Türk Tiyatrosunda kullanılan “direkler arası” diye bir deyim vardır. Meğer, o deyimin çıktığı yer, tam da burası imiş. Şehzade Camii’ne doğru yürürken sağda kemerli bir yapı görüyorsunuz. Burası, Bizanstan kalan iki yanı sütunlu caddelerin ayakta kalan sonuncusunun bir parçası... İki sütun, yani iki direk arasına çekilen perde ile geleneksel Karagöz, Meddah gibi eğlenceler yapılırmış. Vefa/Süleymaniye semtinde yapılan eğlenceler daha çok orta sınıfa hitap edermiş. Üst sınıf ise, 19. Yüzyılda artık Beyoğlu’na Batılı tarzda eğlenceye gidiyor.
Şehzade Camii, gerçekten de şehzadelerin adına yapılmış bir camii. Daha sonra yapılan Sultan Ahmet Camii, işte burası örnek alınarak ve tabii genişletilerek yapılmış, dev bir eser... Şahzade Camii, Kanuni Sultan Süleyma’nın oğlu, 22 yaşında ölen Şehzade Mehmet, Hatice Sultan, Rüstem Paşa ve Bosnalı İbrahim’in türbelerini de barındırıyor bağrında. Şehzade Mehmet’in türbesi, tam bir sanat eseri.

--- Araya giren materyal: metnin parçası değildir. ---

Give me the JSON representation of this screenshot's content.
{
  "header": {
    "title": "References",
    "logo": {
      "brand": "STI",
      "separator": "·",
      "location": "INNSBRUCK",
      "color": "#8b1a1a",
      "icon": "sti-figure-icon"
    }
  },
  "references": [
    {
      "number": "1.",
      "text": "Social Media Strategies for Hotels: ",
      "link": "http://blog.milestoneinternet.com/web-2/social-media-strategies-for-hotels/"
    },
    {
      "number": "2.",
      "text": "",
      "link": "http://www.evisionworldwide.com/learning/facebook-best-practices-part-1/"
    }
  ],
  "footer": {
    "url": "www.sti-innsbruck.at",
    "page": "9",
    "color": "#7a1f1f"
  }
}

Çinilerinde ve mimari de farklı teknikler kullanılmış. Damat İbrahim Paşa’nın türbesi ise, türbenin tavanında bir yerde Paşa’nın kanlı gömleğinin bulunması açısından bana ilginç geldi. Şehzade Camiisinin kabara* süslemeleri olan minaresi de çok ilginç ve bu tür süslemeye İstanbul’daki tek örnek...
Fotoğraflarda minarenin yanısıra ikinci bir kule görüyorsunuz. Bu, su kulesi. Zamanında Alibey Köy’den getirilen su, kule vasıtası ile Süleymaniye ve kırk çeşmeye dağıtılırmış. Nitekim, caminin bahçe duvarlarına yapılmış çeşmeler halen duruyor, ama su akmıyor tabii. Kule aslında su terazisi...

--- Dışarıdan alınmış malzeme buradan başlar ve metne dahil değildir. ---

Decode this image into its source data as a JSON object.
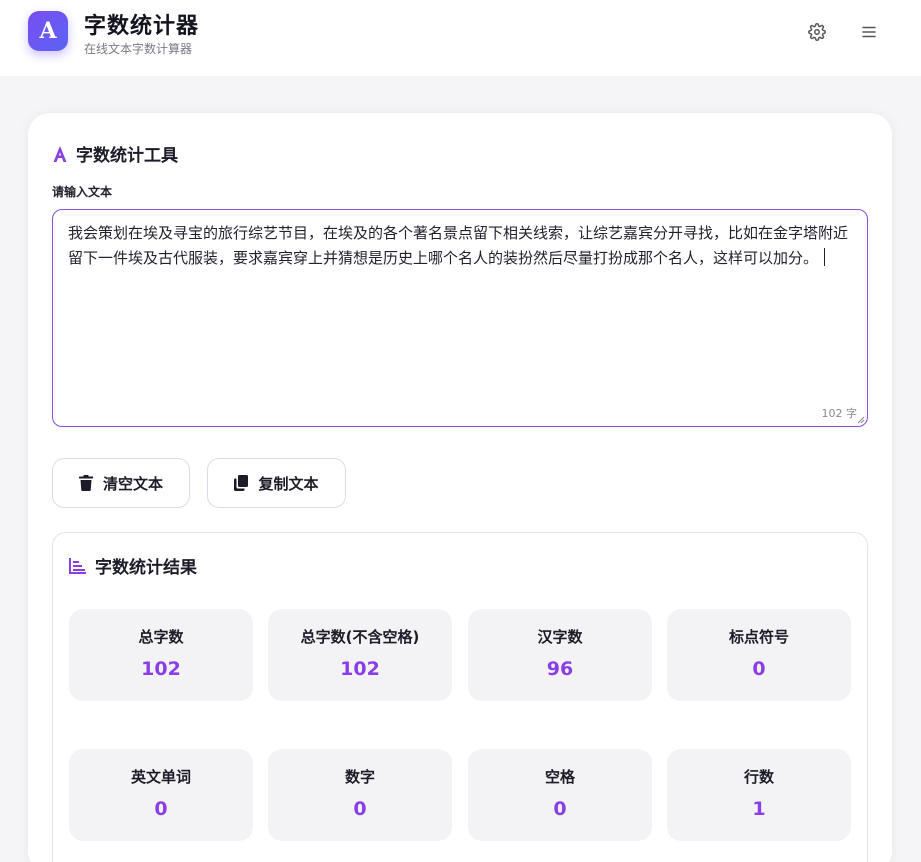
{
  "header": {
    "logo_letter": "A",
    "title": "字数统计器",
    "subtitle": "在线文本字数计算器",
    "settings_icon": "gear-icon",
    "menu_icon": "hamburger-menu-icon"
  },
  "tool": {
    "title": "字数统计工具",
    "title_icon": "font-a-icon",
    "input_label": "请输入文本",
    "text": "我会策划在埃及寻宝的旅行综艺节目，在埃及的各个著名景点留下相关线索，让综艺嘉宾分开寻找，比如在金字塔附近留下一件埃及古代服装，要求嘉宾穿上并猜想是历史上哪个名人的装扮然后尽量打扮成那个名人，这样可以加分。",
    "char_count": "102 字",
    "clear_button": "清空文本",
    "clear_icon": "trash-icon",
    "copy_button": "复制文本",
    "copy_icon": "copy-icon"
  },
  "results": {
    "title": "字数统计结果",
    "title_icon": "bar-chart-icon",
    "stats": [
      {
        "label": "总字数",
        "value": "102"
      },
      {
        "label": "总字数(不含空格)",
        "value": "102"
      },
      {
        "label": "汉字数",
        "value": "96"
      },
      {
        "label": "标点符号",
        "value": "0"
      },
      {
        "label": "英文单词",
        "value": "0"
      },
      {
        "label": "数字",
        "value": "0"
      },
      {
        "label": "空格",
        "value": "0"
      },
      {
        "label": "行数",
        "value": "1"
      }
    ]
  },
  "colors": {
    "accent": "#8a3ee6",
    "logo_gradient_start": "#7a4df0",
    "logo_gradient_end": "#5a63f5",
    "textarea_border": "#8b4fd6"
  }
}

Cansen Hanım, bizi İstanbul Üniversitesi’nin bugün toplantı amacıyla kullandığı eski bir imarethaneye de götürdü. Önünden gelip geçiyordum ama, içeri girmeye çekiniyordum. Meğer, burası kocaman bir mutfaktan oluşan, eskiden yemek dağıtılan şahane bir yermiş. Eski mutfak o kadar güzel ki... Baca sistemi filan mükemmel. Eskiden yapılan binalar, çok katlı olmadıkları için, hem daha kullanışlı, hem daha ekolojik... Bugün için düşünüyorum da, o kadar kişiye yemek dağıtılan bir mutfak, çok katlı bir binanın bodrum katında, havasız ve ışıksız olacaktı...

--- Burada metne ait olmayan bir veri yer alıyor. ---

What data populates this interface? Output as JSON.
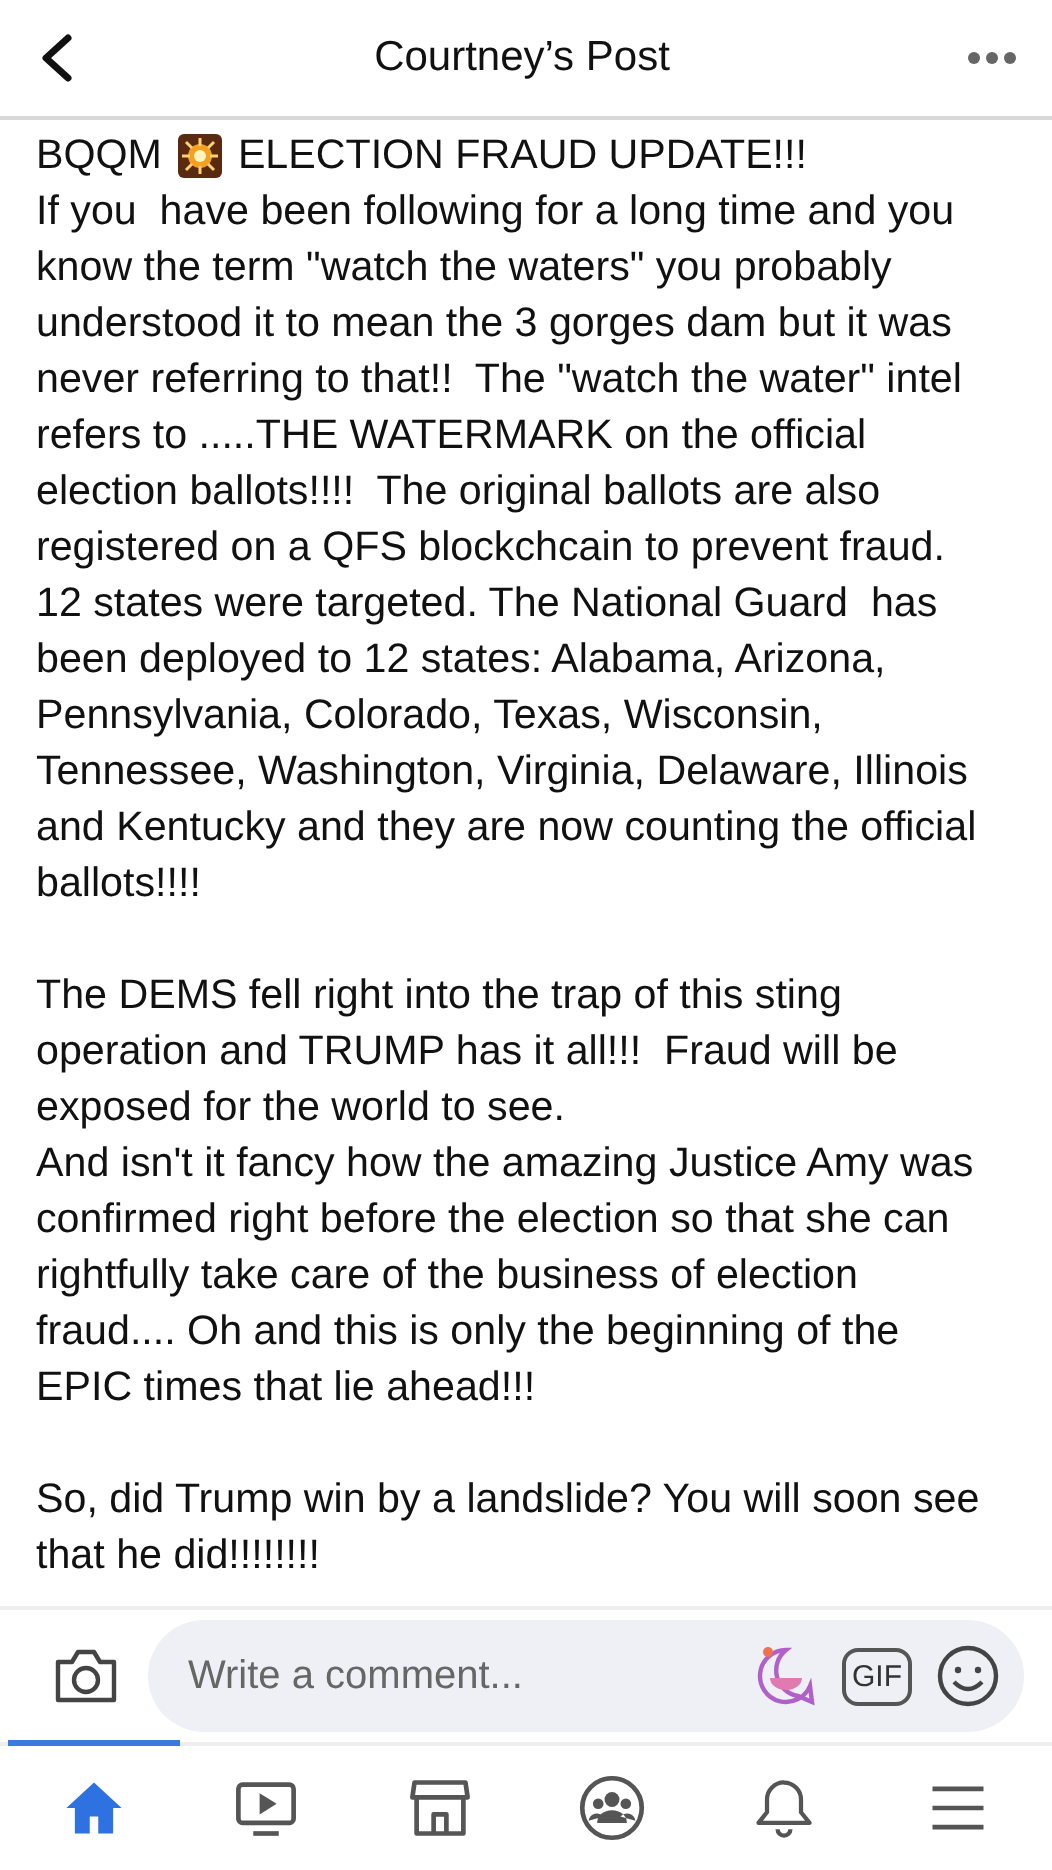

Süleymaniye Camiinin çok yakınında kuru fasulyeciler var. Öğle yemeğini orada yedik. Kuru fasulye, milli yemeğimiz olmasına rağmen, aslen Amerika’dan geldiğini yazmalıyım! Yiyecekler böyle işte... Önemli olan anavatanları değil, nerede kabul gördükleri... Yediğimiz kuru fasulye pek nefisti. Pişiren adamdan bilgi aldım. Erzincan’dan gelen horoz fasulyesi ile yapmış. İstanbul, rutubetli olduğu için fasulyenin muhafazası mümkün olmuyormuş. O nedenle, Erzincan’ın kuru havasında depolanıyor, her hafta, lokantanın tüketeceği kadar çuvallar içerisinde İstanbul’a gönderiliyormuş. Gerçekten çok doğru... İstanbul’da hava çok nemli olduğu için birçok yiyeceğin depolanmasına uygun değil...
Gezinin arta kalan bölümünü bir sonraki yazıda yazacağım.
*Kabara: Fiji adalarından birisinin ismi. Bu adada kendilerine özgü geliştirdikleri tahta yontma sanatı çok ünlü. Minarenin üzerindeki kabartmalar da aynı teknikle yapılmış olsa gerek.